Ahnesjö A
Department of Radiation Physics, Karolinska Institute, Stockholm, Sweden.
Med Phys. 1989 Jul-Aug;16(4):577-92. doi: 10.1118/1.596360.
A method for photon beam dose calculations is described. The primary photon beam is raytraced through the patient, and the distribution of total radiant energy released into the patient is calculated. Polyenergetic energy deposition kernels are calculated from the spectrum of the beam, using a database of monoenergetic kernels. It is shown that the polyenergetic kernels can be analytically described with high precision by (A exp( -ar) + B exp( -br)/r2, where A, a, B, and b depend on the angle with respect to the impinging photons and the accelerating potential, and r is the radial distance. Numerical values of A, a, B, and b are derived and used to convolve energy deposition kernels with the total energy released per unit mass (TERMA) to yield dose distributions. The convolution is facilitated by the introduction of the collapsed cone approximation. In this approximation, all energy released into coaxial cones of equal solid angle, from volume elements on the cone axis, is rectilinearly transported, attenuated, and deposited in elements on the axis. Scaling of the kernels is implicitly done during the convolution procedure to fully account for inhomogeneities present in the irradiated volume. The number of computational operations needed to compute the dose with the method is proportional to the number of calculation points. The method is tested for five accelerating potentials; 4, 6, 10, 15, and 24 MV, and applied to two geometries; one is a stack of slabs of tissue media, and the other is a mediastinum-like phantom of cork and water. In these geometries, the EGS4 Monte Carlo system has been used to generate reference dose distributions with which the dose computed with the collapsed cone convolution method is compared. Generally, the agreement between the methods is excellent. Deviations are observed in situations of lateral charged particle disequilibrium in low density media, however, but the result is superior compared to that of the generalized Batho method.

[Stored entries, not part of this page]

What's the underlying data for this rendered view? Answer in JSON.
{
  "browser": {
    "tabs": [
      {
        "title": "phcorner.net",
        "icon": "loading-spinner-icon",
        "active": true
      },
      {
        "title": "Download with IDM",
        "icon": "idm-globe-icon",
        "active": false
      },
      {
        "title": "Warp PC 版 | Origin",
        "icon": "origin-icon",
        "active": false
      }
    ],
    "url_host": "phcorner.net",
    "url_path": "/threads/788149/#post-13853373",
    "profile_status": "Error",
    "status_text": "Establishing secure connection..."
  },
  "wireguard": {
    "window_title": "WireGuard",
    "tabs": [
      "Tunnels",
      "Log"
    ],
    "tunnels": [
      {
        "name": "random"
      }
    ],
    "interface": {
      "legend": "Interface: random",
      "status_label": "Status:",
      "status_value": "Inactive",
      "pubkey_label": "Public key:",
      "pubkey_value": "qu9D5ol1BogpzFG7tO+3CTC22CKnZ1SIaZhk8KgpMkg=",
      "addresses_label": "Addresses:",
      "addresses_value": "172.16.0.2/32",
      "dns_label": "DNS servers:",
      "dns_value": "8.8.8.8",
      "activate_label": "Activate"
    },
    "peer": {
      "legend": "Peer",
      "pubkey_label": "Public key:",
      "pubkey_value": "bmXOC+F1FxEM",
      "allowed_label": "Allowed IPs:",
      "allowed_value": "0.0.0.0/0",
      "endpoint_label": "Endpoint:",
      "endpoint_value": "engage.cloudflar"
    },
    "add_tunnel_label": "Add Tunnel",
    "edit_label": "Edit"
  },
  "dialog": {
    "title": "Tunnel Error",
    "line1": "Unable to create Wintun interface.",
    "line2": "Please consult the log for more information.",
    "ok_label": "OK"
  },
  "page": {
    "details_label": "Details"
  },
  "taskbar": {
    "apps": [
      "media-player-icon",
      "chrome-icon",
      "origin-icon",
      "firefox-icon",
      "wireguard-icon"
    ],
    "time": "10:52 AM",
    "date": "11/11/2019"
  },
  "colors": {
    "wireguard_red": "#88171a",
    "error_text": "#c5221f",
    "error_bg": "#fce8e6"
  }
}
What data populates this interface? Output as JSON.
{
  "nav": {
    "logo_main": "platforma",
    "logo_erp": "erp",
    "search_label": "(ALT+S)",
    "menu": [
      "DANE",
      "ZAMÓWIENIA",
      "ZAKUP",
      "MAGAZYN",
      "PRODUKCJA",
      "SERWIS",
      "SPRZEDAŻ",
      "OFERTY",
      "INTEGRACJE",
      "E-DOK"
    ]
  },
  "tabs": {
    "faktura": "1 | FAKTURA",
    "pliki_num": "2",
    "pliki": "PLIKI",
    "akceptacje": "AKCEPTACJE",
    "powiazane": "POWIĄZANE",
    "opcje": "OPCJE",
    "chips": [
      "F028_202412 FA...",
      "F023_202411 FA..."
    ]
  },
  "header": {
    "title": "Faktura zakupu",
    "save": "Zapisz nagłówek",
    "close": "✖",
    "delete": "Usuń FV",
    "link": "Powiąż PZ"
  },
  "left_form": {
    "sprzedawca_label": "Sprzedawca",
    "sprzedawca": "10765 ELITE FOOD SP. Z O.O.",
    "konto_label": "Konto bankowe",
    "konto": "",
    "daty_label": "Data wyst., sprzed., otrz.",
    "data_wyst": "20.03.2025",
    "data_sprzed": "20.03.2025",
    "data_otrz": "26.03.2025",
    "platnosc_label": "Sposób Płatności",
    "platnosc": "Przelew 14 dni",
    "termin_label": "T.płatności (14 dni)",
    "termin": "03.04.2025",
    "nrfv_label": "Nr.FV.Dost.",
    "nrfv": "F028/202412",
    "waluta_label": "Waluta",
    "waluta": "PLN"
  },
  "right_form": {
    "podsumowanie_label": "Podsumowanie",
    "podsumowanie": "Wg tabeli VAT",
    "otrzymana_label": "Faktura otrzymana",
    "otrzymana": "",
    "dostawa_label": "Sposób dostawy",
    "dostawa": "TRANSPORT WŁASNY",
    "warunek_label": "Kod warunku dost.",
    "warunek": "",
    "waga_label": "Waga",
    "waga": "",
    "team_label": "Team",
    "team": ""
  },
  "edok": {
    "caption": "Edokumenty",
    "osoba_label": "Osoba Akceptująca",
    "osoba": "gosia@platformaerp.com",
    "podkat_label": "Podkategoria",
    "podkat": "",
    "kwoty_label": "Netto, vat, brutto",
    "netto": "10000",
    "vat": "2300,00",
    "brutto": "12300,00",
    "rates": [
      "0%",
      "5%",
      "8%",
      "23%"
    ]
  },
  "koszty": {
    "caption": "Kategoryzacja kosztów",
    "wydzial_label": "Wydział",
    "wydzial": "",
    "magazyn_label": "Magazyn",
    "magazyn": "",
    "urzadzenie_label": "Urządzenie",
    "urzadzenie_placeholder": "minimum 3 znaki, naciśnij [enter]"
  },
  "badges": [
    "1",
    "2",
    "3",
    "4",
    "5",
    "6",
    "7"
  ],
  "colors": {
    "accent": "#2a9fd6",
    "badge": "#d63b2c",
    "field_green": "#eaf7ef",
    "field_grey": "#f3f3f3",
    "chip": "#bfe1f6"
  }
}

描述了一种光子束剂量计算方法。初级光子束通过患者进行光线追踪,并计算释放到患者体内的总辐射能量分布。利用单能核数据库,根据束流光谱计算多能能量沉积核。结果表明,多能核可以用(A exp( -ar) + B exp( -br)/r2)进行高精度的解析描述,其中A、a、B和b取决于相对于入射光子的角度和加速电位,r是径向距离。推导了A、a、B和b的数值,并用于将能量沉积核与每单位质量释放的总能量(TERMA)进行卷积以产生剂量分布。通过引入坍缩锥近似来促进卷积。在这种近似中,从锥轴上的体积元释放到等立体角的同轴锥中的所有能量,都沿直线传输、衰减并沉积在轴上的元中。在卷积过程中隐含地对核进行缩放,以充分考虑受照体积中存在的不均匀性。用该方法计算剂量所需的计算操作数与计算点数成正比。该方法针对5种加速电位(4、6、10、15和24 MV)进行了测试,并应用于两种几何形状;一种是组织介质平板堆栈,另一种是类似纵隔的软木和水的体模。在这些几何形状中,EGS4蒙特卡罗系统已用于生成参考剂量分布,并与用坍缩锥卷积法计算的剂量进行比较。一般来说,两种方法之间的一致性非常好。然而,在低密度介质中横向带电粒子不平衡的情况下观察到偏差,但结果比广义巴托方法的结果要好。